For anyone at Radiodays Europe 2022, the event delivered so much on so many fronts. For those, like us, with their eyes on the future and the opportunities tech provides, the event was awash with great stories and ideas.
Here are just some of the many things we picked up.
Data was a significant focus, and understandably so. It is at the very heart of future radio. AI, previously the preserve of major corporations, is now easily on hand to help stations make their content easier to find, access and understand. As media consumers skip and jump across platforms and channels, AI is critical in keeping stations connected to them.
Stations don’t need an app – they need multiple apps, each with a different offering but the same goal: keeping the listener close to the brand. You want your listener to access your podcasts and shows through your app, not Spotify. Stable audio streaming is critical, and the apps must be interactive – think polls and other ways to collect data on what the listener wants and how they think. And make content easy to share.
Using data is key in segmenting media consumers. Forget the one-size-fits-all approach to reaching consumers. In apps, for example, older consumers want more news and information, and younger people prioritize podcasts. And whereas metadata may be important to help rank podcasts, few things beat a clear and compelling description of what’s in a podcast to get consumers to hit ‘play.’

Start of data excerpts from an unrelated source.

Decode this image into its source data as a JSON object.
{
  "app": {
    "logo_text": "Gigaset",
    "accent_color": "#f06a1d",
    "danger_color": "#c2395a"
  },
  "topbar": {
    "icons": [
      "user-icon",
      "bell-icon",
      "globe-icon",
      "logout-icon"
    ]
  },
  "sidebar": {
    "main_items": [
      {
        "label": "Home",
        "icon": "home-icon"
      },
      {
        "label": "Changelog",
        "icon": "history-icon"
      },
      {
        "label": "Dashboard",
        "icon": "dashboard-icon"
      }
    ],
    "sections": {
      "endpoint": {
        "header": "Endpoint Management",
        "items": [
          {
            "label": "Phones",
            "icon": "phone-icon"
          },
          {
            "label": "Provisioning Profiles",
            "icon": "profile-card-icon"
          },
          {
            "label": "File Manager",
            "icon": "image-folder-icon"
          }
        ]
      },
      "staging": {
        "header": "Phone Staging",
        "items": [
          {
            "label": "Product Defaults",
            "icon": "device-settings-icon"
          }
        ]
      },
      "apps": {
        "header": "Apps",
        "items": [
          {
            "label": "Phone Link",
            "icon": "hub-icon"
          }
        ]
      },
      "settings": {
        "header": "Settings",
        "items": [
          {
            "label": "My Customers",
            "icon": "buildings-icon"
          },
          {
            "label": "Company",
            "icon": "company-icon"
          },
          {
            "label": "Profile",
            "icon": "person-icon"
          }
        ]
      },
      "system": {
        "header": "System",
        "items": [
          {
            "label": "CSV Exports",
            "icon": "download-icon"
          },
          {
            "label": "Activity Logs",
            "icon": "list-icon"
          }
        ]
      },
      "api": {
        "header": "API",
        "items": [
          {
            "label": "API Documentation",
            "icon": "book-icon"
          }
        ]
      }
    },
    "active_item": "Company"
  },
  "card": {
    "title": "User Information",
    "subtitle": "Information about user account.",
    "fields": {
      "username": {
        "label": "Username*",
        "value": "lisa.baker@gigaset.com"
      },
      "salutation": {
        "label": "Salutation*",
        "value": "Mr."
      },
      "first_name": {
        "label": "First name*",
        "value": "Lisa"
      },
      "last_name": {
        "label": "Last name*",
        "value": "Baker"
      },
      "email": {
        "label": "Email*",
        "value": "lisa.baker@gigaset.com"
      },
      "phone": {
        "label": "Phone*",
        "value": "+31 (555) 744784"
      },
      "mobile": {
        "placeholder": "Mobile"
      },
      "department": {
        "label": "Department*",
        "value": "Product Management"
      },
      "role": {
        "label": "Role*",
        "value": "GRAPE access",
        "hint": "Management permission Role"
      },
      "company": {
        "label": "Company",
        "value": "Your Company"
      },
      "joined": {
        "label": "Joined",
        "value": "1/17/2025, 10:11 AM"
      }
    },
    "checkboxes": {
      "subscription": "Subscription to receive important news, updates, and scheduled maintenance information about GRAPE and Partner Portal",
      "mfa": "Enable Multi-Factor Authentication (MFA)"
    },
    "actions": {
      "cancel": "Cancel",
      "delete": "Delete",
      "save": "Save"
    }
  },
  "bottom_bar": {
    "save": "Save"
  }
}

Grant Blackley, CEO of Southern Cross Austereo and chair of Commercial Radio Australia, summarized one of radio’s biggest challenges thus: How can radio stations make content more accessible to listeners? Listeners are not receivers of audio content; they actively search for it. With the launch of Listnr, SCA pivoted to a digital-first stance by moving means of broadcast to the cloud and using data and analytics to make strategic decisions and provide media consumers an easy way to search for content and keep them within the group’s brand space.
Speaking of ‘space,’ engaging with listeners on social media is now expected of stations, especially those targeting the youth market. Twitter’s Spaces is an example of such a platform. It’s like a call-in radio format with multiple callers; plus, a great way to generate new program ideas.
Think digital, and then think digital again. Think digital in everything you do, especially if you do commercial radio. Digital offers opportunities not only in interactivity but also in advertising. Digital radio in cars and voice-assistant audio products are the new frontiers for advertisers. The 30-second radio ad squashed into blocks between music sweeps is now quaint and increasingly ineffective. Multiple income streams are vital to a station’s financial security.
Finally, while content may be king, it doesn’t help if media consumers can’t find it. Archiving content may not seem exciting, but not doing it or doing it incorrectly is as good as burying it. Remember: not all tech needs to be sparkly to have value.